OBJECTIVE: This study aims to explore the effects of exosomes derived from G protein-coupled receptor kinase 2 interacting protein 1 (GIT1)-overexpressing bone marrow mesenchymal stem cell (GIT1-BMSC-Exos) on the treatment of traumatic spinal cord injury (SCI) in a rat model. METHODS: All the rats underwent a T10 laminectomy. A weight-drop impact was performed using a 10-g rod from a height of 12.5 mm except the sham group.

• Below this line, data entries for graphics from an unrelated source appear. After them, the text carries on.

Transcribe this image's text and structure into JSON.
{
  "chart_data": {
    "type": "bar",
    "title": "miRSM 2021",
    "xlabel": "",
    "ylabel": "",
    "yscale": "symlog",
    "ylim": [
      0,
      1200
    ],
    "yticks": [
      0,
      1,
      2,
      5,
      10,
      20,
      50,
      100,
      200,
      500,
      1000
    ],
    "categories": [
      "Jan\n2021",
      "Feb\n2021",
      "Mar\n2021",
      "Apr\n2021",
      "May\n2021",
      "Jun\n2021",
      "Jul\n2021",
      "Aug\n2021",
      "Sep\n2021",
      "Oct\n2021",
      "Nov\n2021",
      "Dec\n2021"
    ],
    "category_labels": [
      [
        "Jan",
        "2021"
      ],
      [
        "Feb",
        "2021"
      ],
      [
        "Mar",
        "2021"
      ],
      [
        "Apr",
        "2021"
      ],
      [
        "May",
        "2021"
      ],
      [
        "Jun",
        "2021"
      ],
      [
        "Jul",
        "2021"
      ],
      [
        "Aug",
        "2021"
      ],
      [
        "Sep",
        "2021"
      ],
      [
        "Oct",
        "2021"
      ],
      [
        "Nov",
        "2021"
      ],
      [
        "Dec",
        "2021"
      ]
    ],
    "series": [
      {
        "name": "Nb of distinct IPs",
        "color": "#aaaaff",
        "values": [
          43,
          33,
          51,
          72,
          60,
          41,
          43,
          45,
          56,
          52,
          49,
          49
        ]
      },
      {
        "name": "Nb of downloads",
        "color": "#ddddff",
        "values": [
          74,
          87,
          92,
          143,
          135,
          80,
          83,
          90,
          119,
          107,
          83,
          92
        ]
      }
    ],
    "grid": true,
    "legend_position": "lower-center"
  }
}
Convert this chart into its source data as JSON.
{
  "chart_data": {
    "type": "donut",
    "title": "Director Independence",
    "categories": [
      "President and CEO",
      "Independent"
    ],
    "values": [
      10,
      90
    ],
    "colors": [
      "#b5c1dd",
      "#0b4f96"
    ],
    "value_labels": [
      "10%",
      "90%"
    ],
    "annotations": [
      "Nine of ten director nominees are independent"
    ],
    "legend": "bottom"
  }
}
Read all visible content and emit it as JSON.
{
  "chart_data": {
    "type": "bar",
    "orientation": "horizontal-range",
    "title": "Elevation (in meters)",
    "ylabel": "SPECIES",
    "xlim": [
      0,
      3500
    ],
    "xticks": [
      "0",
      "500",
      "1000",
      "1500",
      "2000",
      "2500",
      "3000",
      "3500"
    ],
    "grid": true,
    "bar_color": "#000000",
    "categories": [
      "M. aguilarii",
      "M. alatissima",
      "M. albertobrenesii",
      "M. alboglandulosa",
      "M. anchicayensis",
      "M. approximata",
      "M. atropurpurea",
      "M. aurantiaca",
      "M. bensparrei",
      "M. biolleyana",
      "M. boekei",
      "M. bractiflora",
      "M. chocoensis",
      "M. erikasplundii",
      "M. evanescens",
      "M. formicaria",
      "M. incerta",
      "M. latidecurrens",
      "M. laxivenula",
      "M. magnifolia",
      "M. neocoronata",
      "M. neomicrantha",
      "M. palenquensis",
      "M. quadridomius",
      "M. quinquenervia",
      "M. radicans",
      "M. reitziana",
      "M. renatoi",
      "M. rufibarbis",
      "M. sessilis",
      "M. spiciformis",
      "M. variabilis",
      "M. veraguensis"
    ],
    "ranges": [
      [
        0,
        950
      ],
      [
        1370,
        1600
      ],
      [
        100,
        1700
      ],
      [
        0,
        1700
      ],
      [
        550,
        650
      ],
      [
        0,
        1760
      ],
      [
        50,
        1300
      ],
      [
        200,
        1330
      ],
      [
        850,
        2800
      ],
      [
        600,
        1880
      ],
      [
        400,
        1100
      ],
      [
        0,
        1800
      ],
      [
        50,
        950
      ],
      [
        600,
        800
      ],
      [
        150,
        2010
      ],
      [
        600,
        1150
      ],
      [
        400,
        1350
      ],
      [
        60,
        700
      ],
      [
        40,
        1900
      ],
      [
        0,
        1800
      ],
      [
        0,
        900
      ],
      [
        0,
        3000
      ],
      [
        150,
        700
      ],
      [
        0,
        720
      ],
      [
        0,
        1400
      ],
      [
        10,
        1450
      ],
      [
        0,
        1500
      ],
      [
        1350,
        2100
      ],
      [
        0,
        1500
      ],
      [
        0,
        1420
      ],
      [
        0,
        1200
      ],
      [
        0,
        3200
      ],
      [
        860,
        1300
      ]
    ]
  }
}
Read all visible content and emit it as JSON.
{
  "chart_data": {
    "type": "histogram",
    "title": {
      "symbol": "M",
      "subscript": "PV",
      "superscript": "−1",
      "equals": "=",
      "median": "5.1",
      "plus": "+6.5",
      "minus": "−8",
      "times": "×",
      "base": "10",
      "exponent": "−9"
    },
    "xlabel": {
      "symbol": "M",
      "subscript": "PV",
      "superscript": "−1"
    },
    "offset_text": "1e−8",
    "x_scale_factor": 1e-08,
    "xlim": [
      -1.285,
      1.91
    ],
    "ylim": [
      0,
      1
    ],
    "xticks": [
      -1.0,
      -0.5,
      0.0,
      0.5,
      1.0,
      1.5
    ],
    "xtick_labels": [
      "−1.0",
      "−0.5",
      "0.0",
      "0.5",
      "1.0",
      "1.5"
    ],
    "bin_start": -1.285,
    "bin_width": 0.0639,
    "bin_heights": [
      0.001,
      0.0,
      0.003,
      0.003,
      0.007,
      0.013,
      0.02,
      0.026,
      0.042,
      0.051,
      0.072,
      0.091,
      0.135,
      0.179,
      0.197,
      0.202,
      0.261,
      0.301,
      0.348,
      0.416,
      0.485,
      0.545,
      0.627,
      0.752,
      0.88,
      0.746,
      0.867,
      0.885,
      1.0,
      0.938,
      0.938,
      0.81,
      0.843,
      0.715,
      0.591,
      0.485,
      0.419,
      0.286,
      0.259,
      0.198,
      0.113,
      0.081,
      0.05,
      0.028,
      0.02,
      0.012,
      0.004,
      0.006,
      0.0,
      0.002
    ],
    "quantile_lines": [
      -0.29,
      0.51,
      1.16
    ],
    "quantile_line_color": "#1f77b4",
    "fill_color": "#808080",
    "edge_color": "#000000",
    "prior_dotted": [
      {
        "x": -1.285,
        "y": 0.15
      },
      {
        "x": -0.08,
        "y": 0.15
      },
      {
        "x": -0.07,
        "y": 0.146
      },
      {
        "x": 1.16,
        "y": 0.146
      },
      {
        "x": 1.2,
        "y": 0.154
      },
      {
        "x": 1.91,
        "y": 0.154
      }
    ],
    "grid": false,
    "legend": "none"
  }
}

Rats with SCI were distributed into three groups randomly and then treated with tail vein injection of GIT1-BMSCs-Exos, BMSCs-Exos and PBS, respectively. The effects of GIT1-Exos on glutamate (GLU)-induced apoptosis in vitro were also evaluated by TUNEL staining. RESULTS: The results showed that rats treated with GIT1-BMSCs-Exos had better functional behavioral recovery than those treated with PBS or BMSCs-Exos only. The overexpression of GIT1 in BMSCs-Exos not only restrained glial scar formation and neuroinflammation after SCI, but also attenuated apoptosis and promoted axonal regeneration in the injured lesion area. Neuronal cell death induced by GLU was controlled remarkably in vitro as well. CONCLUSION: In conclusion, our study suggested that the application of GIT1-BMSCs-Exos may provide a novel avenue for traumatic SCI treatment.